# Debian 10 schaltet sich selbst einfach ab



## Skyriis (16. November 2019)

Hallo liebes Forum,
ich habe heute Debian 10 auf meinen PC installiert und bin nun auf ein kleines Problem gestoßen.
Nach einer weile schaltet sich der PC ab beziehungsweise geht in Standby aber kommt nicht mehr zurück.
Ich habe bei den Energie Einstellungen schon "Automatisch in Bereitschaft gehen" und "Bildschirm abschalten" auf nie gesetzt aber er geht trotzdem noch in standby.

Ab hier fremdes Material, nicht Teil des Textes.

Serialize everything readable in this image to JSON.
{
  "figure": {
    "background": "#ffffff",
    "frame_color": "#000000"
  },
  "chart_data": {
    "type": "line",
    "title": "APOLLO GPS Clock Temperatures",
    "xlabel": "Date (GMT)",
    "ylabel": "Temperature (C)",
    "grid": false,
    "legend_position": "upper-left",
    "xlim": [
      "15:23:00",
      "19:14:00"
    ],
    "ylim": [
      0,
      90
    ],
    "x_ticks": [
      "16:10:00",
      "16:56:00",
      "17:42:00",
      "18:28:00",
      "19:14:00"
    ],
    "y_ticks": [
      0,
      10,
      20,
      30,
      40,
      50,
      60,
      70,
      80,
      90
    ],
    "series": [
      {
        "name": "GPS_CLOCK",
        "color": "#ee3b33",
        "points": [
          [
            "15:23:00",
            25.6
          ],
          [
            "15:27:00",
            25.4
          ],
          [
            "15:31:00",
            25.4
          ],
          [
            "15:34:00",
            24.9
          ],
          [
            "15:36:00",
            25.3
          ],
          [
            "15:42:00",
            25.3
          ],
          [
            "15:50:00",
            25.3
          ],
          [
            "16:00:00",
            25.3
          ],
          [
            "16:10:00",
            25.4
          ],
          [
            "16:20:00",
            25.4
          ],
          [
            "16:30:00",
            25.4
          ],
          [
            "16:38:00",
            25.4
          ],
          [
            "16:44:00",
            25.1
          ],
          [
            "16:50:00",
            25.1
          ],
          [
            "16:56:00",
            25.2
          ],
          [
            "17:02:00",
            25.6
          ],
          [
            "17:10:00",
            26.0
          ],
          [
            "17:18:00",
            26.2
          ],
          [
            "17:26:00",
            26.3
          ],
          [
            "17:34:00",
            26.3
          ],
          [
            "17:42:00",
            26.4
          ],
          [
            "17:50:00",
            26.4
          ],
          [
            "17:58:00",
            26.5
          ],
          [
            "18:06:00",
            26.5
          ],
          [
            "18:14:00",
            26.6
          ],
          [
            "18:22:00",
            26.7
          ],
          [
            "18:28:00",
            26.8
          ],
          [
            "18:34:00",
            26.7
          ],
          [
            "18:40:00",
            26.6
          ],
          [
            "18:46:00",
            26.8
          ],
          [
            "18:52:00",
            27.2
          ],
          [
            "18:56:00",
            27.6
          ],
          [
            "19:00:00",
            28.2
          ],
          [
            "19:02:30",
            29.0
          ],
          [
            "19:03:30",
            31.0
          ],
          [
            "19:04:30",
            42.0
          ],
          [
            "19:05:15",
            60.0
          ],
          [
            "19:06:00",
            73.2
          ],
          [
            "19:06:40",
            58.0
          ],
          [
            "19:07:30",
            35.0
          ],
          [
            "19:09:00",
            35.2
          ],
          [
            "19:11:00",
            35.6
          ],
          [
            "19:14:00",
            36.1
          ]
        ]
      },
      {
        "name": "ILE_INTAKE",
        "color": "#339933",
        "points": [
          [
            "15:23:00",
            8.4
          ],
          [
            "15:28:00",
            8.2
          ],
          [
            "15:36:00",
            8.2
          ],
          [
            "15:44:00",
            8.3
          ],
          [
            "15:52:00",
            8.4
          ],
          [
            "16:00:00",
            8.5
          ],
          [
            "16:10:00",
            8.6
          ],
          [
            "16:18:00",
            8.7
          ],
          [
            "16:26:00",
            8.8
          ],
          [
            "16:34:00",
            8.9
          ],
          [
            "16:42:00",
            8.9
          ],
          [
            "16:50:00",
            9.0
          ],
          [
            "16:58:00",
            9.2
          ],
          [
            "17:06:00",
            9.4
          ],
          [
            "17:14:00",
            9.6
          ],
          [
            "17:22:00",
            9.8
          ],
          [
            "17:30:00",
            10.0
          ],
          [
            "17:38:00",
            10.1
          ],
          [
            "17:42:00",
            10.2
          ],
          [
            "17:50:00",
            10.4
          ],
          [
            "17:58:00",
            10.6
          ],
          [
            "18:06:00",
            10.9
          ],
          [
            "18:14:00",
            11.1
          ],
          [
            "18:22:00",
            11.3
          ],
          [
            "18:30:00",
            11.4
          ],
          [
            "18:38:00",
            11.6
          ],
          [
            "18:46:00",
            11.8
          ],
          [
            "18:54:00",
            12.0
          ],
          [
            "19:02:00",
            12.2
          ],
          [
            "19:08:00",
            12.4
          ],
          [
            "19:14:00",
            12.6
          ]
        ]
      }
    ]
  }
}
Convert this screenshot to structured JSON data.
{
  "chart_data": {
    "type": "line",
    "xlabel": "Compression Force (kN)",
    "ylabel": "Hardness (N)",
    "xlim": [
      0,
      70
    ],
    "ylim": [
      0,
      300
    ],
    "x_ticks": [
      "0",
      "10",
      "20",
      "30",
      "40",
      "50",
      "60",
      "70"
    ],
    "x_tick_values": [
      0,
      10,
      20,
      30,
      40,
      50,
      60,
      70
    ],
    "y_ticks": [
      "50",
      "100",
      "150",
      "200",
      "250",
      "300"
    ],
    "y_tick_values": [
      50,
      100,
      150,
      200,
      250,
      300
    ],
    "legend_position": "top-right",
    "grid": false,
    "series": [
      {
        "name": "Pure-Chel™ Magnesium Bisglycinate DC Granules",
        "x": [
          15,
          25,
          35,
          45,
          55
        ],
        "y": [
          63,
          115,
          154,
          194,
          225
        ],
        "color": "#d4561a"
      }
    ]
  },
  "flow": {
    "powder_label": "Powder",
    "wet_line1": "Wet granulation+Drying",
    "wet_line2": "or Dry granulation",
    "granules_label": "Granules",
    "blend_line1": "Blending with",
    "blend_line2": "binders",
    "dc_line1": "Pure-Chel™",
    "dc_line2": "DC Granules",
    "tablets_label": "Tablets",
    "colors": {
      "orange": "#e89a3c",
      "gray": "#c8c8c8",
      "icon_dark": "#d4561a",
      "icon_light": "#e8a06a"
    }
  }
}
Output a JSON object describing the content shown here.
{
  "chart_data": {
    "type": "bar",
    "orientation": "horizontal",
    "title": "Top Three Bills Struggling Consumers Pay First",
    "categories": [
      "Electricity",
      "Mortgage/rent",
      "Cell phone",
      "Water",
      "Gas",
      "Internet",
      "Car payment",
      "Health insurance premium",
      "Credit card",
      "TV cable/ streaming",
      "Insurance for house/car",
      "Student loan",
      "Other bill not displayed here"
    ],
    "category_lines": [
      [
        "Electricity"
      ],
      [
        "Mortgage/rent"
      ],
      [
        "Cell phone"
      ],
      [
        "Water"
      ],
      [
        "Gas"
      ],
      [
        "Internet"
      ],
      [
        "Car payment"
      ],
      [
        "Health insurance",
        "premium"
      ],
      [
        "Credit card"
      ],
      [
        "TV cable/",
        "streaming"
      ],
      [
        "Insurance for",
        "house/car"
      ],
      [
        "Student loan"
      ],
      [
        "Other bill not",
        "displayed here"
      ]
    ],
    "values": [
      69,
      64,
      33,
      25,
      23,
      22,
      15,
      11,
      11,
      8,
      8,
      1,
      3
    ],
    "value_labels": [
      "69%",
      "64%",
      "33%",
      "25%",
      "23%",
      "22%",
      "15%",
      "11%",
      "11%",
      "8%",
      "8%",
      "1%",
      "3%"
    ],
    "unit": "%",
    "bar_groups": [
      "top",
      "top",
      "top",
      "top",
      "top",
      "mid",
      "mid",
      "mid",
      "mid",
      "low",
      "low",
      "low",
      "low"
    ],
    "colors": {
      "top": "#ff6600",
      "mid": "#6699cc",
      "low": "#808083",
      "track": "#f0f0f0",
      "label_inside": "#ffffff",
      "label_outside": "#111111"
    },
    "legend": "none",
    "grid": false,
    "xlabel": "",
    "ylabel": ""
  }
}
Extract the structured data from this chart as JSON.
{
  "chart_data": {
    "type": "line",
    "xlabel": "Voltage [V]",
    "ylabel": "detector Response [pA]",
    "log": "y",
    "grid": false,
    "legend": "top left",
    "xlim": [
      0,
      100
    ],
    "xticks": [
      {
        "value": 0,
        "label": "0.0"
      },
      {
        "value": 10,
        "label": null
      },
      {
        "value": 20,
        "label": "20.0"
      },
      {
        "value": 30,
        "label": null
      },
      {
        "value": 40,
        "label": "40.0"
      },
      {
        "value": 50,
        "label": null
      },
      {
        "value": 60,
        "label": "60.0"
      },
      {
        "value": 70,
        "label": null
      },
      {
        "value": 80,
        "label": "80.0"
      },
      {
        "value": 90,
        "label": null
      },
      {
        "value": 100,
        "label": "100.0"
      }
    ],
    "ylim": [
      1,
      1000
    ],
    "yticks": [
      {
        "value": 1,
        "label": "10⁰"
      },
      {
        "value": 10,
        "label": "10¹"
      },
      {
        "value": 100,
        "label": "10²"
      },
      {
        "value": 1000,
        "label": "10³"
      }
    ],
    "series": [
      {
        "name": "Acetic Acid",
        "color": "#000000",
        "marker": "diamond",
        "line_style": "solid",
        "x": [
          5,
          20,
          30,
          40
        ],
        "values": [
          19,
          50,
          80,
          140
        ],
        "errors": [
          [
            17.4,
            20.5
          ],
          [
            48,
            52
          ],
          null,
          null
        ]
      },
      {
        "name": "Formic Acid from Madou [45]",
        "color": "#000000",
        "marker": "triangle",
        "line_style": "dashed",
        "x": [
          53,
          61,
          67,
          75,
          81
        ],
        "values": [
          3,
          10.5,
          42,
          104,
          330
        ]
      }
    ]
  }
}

Wie kann ich das abschalten?

Vielen Dank im voraus


----------



## IsoldeMaduschen (16. November 2019)

Debian 10 xfce cannot wake after screen blank

Hast Du unter Debian solche Einstellungen? Siehe Screenshots


----------



## Skyriis (16. November 2019)

Nein leider nicht.
Habe nur die Standardoberfläche installiert vielleicht gibt es diese Optionen bei einer anderen?


----------



## IsoldeMaduschen (16. November 2019)

Vielleicht ist es ein Bug unter Debian, das man den Monitor im Standby nicht mehr aufwachen will. Kannst ja sämtliche Oberflächen installieren und ausprobieren.
Wenn das Problem weiterhin besteht, verwende eine der vielzähligen Distro's. 
Ich verwende Kubuntu und werde demnächst auf KDE Neon wechseln. KDE ist aus meiner Sicht Benutzerfreundlich. 
Jedem sein Geschmack welche Distro und Oberfläche man verwendet.


----------



## Skyriis (18. November 2019)

Habe jetzt KDE installiert und die Energieeinstellungen umgestellt. Jetzt funktioniert alles so wie es soll ^^

Dank für deine Hilfe.


----------



## IsoldeMaduschen (19. November 2019)

Schön das es geklappt hat. Wünsche Dir viel spaß mit KDE


----------



## lugau45 (19. November 2019)

KDE ist ehh besser als Gnome. Dann kannst du aber eigentlich auch auf dem Desktop Kubuntu installieren da bist du immer ein wenig aktueller als Debian.


----------